7cloud.asia – Gelombang panas (heat wave) mulai melanda sejumlah negara di Eropa. Salah satunya Yunani. Bahkan gelombang panas di negara ini mencapai suhu hingga hampir 46 derajat celsius pada Jumat (25/07/2025).
Melansir AFP, Observatorium Nasional di Athena mencatat pada Jumat lalu suhu terpanas yang tercatat adalah 45,8°C di wilayah Peloponnesos, Messinia.
Di Athena, suhu tertinggi di beberapa bagian ibu kota adalah 42°C, yang juga tercatat di pelabuhan utama Piraeus.
Badan Meteorologi Yunani (EMY) menjelaskan gelombang panas ini telah berlangsung sejak Senin lalu dan diprediksi masih akan terus berlangsung hingga lebih dari seminggu.
Baca: Gelombang panas sebabkan 2300 kematian di Eropa
Kondisi cuaca seperti ini membuat para pejabat mengubah jam buka Akropolis, situs arkeologi terkemuka di negara itu. Hal ini dilakukan demi keselamatan pengunjung dan staf.
Monumen tersebut ditutup dari tengah hari hingga pukul 17.00, waktu terpanas dalam sehari-sesuai dengan aturan keselamatan yang berlaku.
Gelombang panas yang menerjang Yunani ini juga meningkatkan resiko kebakaran. Apalagi adanya peningkatan angin dari arah utara yang dapat memicu bencana tersebut.
Baca: Gelombang panas semakin mematikan, ini penyebabnya
Sebelumnya, pada awal pekan ini kebakaran hutan telah menghancurkan lebih dari 2.800 hektar hutan dan padang rumput di dekat desa pegunungan Feneos di Peloponnesos.
Observatorium Nasional mengungkap kebakaran tersebut dipicu oleh dua pekerja yang menggunakan peralatan las di dekat hutan. Lebih dari separuh area yang terdampak adalah hutan pinus yang tidak dapat beregenerasi.
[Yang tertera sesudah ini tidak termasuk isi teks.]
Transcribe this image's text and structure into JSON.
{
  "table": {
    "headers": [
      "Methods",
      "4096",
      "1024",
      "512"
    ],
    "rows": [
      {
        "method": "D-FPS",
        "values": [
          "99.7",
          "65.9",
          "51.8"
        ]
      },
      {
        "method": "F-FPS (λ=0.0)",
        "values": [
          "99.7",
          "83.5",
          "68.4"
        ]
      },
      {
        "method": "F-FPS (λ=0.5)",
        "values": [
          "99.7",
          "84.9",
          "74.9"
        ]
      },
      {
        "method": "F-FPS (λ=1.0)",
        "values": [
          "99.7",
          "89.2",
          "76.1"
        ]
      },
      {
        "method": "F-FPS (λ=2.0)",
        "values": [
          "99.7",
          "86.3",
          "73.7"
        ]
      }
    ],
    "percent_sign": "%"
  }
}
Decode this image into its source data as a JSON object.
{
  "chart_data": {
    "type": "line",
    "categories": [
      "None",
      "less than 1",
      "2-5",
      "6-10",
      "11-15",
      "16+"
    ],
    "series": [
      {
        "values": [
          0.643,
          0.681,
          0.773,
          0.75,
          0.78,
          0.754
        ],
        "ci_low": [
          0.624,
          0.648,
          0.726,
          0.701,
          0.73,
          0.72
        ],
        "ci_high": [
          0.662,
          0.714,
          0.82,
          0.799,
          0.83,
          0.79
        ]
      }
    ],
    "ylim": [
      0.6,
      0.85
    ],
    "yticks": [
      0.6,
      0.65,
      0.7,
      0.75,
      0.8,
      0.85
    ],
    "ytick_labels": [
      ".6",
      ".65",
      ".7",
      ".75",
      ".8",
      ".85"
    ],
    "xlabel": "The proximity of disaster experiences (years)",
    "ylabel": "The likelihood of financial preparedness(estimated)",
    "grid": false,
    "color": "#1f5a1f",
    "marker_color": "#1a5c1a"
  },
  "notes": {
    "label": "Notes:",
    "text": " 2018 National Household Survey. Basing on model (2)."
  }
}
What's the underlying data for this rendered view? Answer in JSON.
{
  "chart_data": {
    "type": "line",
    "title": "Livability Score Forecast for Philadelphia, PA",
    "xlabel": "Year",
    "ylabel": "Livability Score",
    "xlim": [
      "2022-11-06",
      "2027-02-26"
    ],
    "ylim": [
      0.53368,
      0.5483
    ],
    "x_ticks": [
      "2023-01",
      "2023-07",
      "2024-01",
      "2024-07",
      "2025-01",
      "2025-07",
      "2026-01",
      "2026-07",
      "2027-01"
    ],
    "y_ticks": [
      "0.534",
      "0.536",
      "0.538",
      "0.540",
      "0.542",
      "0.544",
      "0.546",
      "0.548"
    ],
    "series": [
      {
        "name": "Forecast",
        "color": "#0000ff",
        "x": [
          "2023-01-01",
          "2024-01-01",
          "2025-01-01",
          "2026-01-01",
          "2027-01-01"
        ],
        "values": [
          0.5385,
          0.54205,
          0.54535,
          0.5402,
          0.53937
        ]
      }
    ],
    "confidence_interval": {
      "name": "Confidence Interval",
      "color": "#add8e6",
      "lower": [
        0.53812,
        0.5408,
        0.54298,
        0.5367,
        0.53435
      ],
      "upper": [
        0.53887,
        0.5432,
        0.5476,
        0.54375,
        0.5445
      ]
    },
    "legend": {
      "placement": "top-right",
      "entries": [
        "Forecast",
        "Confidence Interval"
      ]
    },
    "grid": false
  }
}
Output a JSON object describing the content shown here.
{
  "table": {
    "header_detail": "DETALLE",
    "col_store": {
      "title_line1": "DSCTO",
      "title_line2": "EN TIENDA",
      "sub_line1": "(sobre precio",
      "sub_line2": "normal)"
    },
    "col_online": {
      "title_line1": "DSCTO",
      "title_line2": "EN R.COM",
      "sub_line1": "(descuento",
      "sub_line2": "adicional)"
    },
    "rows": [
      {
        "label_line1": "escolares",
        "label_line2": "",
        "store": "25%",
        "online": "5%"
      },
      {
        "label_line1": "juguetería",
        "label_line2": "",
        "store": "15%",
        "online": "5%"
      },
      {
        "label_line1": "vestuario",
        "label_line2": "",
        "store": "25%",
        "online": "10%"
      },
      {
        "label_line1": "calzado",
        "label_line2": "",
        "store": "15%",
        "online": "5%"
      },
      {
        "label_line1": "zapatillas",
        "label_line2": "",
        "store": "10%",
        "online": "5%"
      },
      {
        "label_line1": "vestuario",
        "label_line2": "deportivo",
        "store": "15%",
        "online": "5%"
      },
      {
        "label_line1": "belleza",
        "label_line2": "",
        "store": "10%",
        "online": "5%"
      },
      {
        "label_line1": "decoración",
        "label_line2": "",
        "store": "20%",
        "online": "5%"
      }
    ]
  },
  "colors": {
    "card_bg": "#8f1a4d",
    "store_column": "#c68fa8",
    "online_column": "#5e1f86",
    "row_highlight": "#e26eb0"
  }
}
Pada hari Jumat, kebakaran yang terjadi di dekat kota Kilkis di Yunani utara memaksa evakuasi sebuah universitas, rumah, dan bisnis, kata dinas pemadam kebakaran.
Baca: Gelombang panas di Prancis tewaskan 2 orang
Suhu tertinggi 44°C diperkirakan terjadi di Yunani pada hari Sabtu, dengan suhu maksimum 42°C diperkirakan terjadi di Athena.
Di negara tetangga Albania, terdapat 10 kebakaran aktif, termasuk satu di Delvina, dekat perbatasan dengan Yunani.
Kebakaran lain di Kakavia, dekat perbatasan dengan Yunani, berhasil dikendalikan pada hari Kamis (24/07/2025).